I am working on the converse of Law of Iterated Logarithm by following Exercise 1.5.12 in Stroock's "Probability Theory: an Analytic View". I am stuck on the following step in the proof :
Let $ \{X_n\}_{n=1}^{ \infty } $ be a sequence of independent identically distributed real random variables defined on a common probability space $(\Omega, F, P)$. Put $S_n = \sum_{i=1}^nX_i$. We assume that:
\begin{equation*} P\{\limsup_{n \to \infty} \frac{|S_n|}{\sqrt{2n \ln (\ln n)}} < \infty \} > 0 \end{equation*}
The goal is to prove that $X_1 \in L^2$ (i.e. square integrable) and that:
\begin{equation*} P\{\limsup_{n \to \infty} \frac{S_n}{\sqrt{2n \ln (\ln n)}} = \sqrt{\mathbb{E}[X_1^2]} \} = 1 \end{equation*}
It turns out that we can assume without loss of generality that $X_1$ is symmetric (i.e. $X_1$ and $-X_1$ has the same distribution). Assume from now on that $X_1$ is symmetric. By Kolmogorov's 0-1 law, we can easily see that there exists an $\sigma \in [0, \infty)$ such that:
\begin{equation*} P\{\limsup_{n \to \infty} \frac{|S_n|}{\sqrt{2n \ln (\ln n)}} = \sigma \} = 1 \end{equation*}
Put, for each $t \in (0, \infty)$:
\begin{equation*} \check{X_n^t} = X_n 1_{[0,t]}(|X_n|) - X_n 1_{(t, \infty)}(|X_n|) \end{equation*}
We see that, by symmetry, $X_n$ has the same distribution as $\check{X_n^t}$ for evert $t$. Since:
\begin{equation*} X_n 1_{[0,t]}(|X_n|)=\frac{1}{2} (X_n + \check{X_n^t}) \end{equation*}
We see also that:
\begin{equation} P\{ \limsup_{n \to \infty} \frac{1}{\sqrt{2n \ln (\ln n)}} |\sum_{i=1}^nX_i 1_{[0,t]}(|X_i|)| \leqslant \sigma \} =1 \end{equation}
Up to now it has been very clear. But next I am asked to show that:
\begin{equation*} \mathbb{E}[X_1^2] = \lim_{t \to \infty} \mathbb{E}[X_1^2, |X_1| \leqslant t ] \leqslant \sigma^2 \end{equation*}
It is not clear for me how the second equality holds.
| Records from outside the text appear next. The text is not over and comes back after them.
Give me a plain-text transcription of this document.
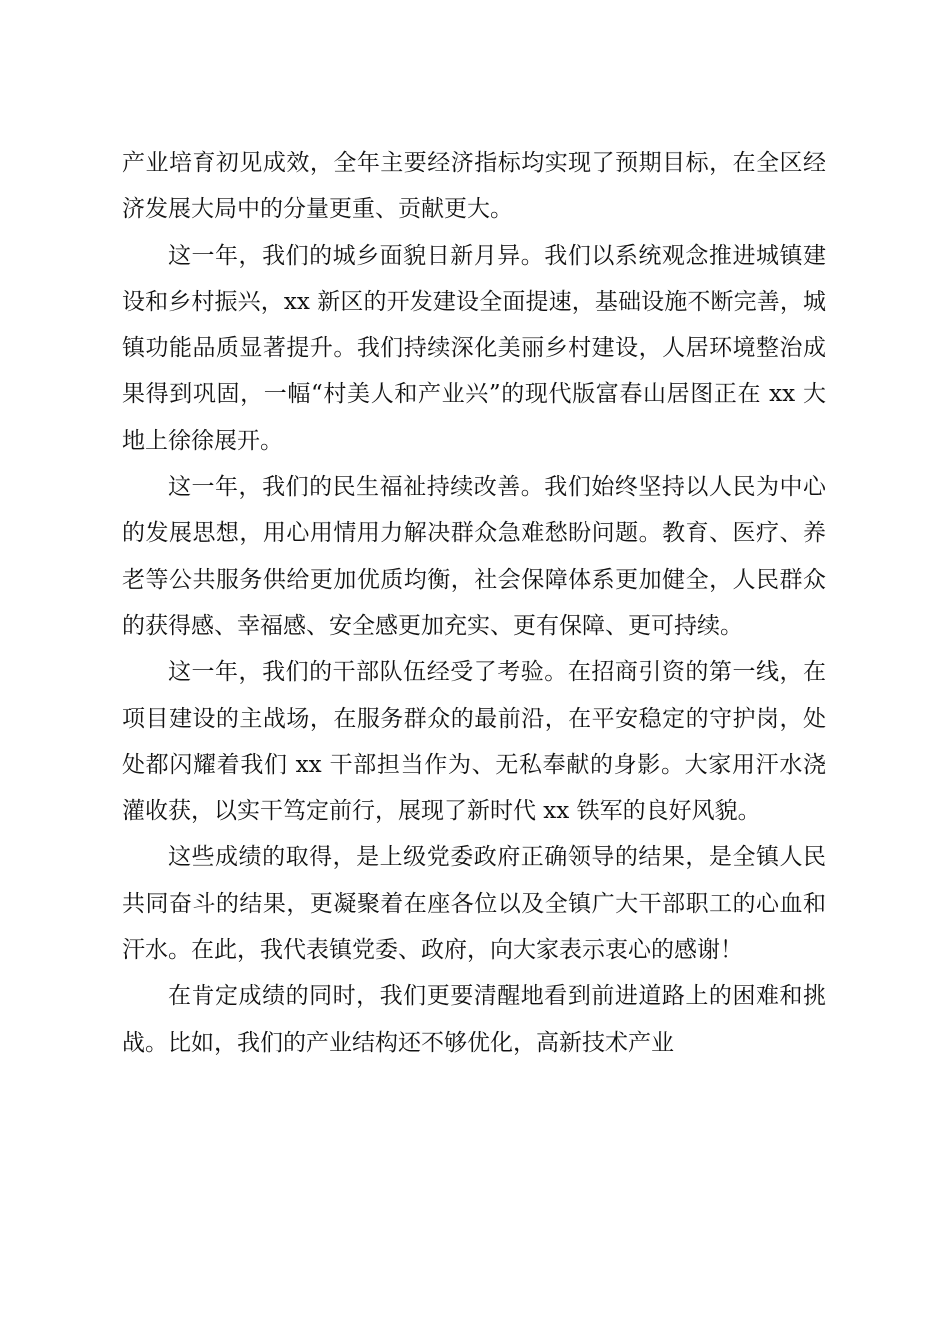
产业培育初见成效，全年主要经济指标均实现了预期目标，在全区经济发展大局中的分量更重、贡献更大。

这一年，我们的城乡面貌日新月异。我们以系统观念推进城镇建设和乡村振兴，xx 新区的开发建设全面提速，基础设施不断完善，城镇功能品质显著提升。我们持续深化美丽乡村建设，人居环境整治成果得到巩固，一幅“村美人和产业兴”的现代版富春山居图正在 xx 大地上徐徐展开。

这一年，我们的民生福祉持续改善。我们始终坚持以人民为中心的发展思想，用心用情用力解决群众急难愁盼问题。教育、医疗、养老等公共服务供给更加优质均衡，社会保障体系更加健全，人民群众的获得感、幸福感、安全感更加充实、更有保障、更可持续。

这一年，我们的干部队伍经受了考验。在招商引资的第一线，在项目建设的主战场，在服务群众的最前沿，在平安稳定的守护岗，处处都闪耀着我们 xx 干部担当作为、无私奉献的身影。大家用汗水浇灌收获，以实干笃定前行，展现了新时代 xx 铁军的良好风貌。

这些成绩的取得，是上级党委政府正确领导的结果，是全镇人民共同奋斗的结果，更凝聚着在座各位以及全镇广大干部职工的心血和汗水。在此，我代表镇党委、政府，向大家表示衷心的感谢！

在肯定成绩的同时，我们更要清醒地看到前进道路上的困难和挑战。比如，我们的产业结构还不够优化，高新技术产业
My attempt is to cite Determining the square of a $\lim \sup$ and the reverse Fatou's lemma for bounded random variables. By squaring the equation (1), we have, for any $t$, almost surely
\begin{equation} \sigma^2 \geqslant (\limsup_{n \to \infty} \frac{1}{\sqrt{2n \ln (\ln n)}} |\sum_{i=1}^nX_i 1_{[0,t]}(|X_i|)| )^2 = \limsup_{n \to \infty} \frac{1}{2n \ln (\ln n)} [\sum_{i=1}^n X_i^2 1_{[0,t]}(|X_i|) + 2 \sum_{i=1}^n \sum_{j=1}^{i-1} X_iX_j 1_{[0,t]}(|X_i|) 1_{[0,t]}(|X_j|) ] \end{equation}
So that, by taking expectations and apply reverse Fatou:
\begin{equation*} \sigma^2 \geqslant \lim_{n \to \infty} \frac{1}{2 \ln (\ln n)} \mathbb{E}[ X_i^2 1_{[0,t]}(|X_i|)] = 0 \end{equation*}
It seems that the estimation is not working out. It would work out if, for instance, I can interchange the limit of $n$ and $t$. But the term on the right is not, say, converging uniformly. I am stuck here.
Edit:
The problem is resolved. I just need to apply the standard law of iterated logarithm to $X_n 1_{[0,t]}(|X_n|)$.